What does the project encompass?
Chloe is working on her research project titled: Marine Inspired Design for Antifouling Technology. This project focuses on overcoming the challenges that biofouling presents for ship owners in the marine environment. Biofouling is the process by which artificial structures immersed in the water undergo fouling from organic matter and biofouling organisms like benthic marine diatoms. Accumulation of this biomass causes damage to ships, sensors and buoys.
What is the goal of the project?
The goal of this project according to Chloe is to “use structures and textures inspired from nature in order to prevent fouling on boats”. Currently, Chloe is investigating the antifouling properties of fish scales and crab pillars in a natural environment. She hopes to be able to 3D print these structures to see if they can prevent adhesion of diatoms. If the research is successful, Chloe and the rest of the team is hoping to develop novel transparent coatings which could replace harmful biocidal paints that are used today.
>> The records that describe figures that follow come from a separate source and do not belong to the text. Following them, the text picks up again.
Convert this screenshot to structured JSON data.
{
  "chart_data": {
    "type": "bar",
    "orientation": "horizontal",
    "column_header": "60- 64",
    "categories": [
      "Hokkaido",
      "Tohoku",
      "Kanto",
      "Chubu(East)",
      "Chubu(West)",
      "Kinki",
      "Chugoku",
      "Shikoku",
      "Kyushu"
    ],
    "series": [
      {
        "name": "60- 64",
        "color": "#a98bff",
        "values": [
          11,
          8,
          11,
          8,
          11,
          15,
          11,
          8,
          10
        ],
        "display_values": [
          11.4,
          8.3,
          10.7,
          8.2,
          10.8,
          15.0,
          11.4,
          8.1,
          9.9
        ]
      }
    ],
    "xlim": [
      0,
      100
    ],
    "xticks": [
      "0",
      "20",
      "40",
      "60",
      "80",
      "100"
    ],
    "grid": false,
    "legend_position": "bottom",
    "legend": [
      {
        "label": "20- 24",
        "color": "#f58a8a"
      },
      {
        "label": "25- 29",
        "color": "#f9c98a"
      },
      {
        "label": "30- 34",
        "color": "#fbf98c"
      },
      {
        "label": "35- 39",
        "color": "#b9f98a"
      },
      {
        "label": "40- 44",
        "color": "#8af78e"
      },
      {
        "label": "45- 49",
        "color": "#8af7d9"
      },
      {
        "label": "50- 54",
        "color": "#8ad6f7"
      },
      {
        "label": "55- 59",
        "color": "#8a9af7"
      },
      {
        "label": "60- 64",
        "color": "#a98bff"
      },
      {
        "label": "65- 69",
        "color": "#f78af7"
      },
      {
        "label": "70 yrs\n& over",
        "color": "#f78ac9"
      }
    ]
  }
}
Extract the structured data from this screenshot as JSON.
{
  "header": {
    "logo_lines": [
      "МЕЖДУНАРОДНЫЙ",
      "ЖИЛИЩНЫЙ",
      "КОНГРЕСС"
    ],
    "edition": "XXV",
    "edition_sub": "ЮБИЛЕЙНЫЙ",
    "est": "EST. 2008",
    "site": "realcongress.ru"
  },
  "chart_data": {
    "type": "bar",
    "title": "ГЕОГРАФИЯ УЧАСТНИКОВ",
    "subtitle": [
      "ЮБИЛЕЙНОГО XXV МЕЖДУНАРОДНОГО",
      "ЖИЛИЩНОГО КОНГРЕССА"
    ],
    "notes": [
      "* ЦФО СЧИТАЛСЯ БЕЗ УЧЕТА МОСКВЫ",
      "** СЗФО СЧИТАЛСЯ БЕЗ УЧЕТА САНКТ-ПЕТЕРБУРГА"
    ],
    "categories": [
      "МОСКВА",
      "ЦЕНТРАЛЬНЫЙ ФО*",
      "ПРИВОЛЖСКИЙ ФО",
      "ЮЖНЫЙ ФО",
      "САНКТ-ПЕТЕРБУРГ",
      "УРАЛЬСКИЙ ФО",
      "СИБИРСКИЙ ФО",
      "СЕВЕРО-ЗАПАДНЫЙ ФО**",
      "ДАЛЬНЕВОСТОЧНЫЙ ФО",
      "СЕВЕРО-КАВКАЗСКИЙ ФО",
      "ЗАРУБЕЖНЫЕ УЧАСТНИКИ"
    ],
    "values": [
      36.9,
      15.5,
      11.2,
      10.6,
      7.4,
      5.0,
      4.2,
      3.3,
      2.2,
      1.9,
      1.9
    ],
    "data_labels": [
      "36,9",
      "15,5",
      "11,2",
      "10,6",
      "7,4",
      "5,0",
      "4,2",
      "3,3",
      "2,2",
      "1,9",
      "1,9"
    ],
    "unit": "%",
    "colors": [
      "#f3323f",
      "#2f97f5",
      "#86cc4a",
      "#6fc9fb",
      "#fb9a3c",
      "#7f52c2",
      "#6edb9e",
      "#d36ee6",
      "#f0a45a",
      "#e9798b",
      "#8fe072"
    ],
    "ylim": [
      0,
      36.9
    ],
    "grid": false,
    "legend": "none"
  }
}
Are you incorporating solutions already present in nature?
“We are looking directly to nature for inspiration on how structures such as fish scales prevent adhesion of diatoms as well as developing new materials to prevent fouling and looking to incorporate this on ships, sensors and buoys.”
What environmental impact do you expect your project to have?
Antifouling technologies used today are often very toxic to marine life. Chloe believes that the success of her project can lead to the development of new materials which would prevent biofouling and remain environmentally friendly. She continues “Fish live in water and prevent fouling naturally. It would be great to come up with new materials and structures to prevent this fouling naturally like fish do.”
Sometimes, we can get caught up in our own technological advancements and ignore the solutions to problems already solved by nature.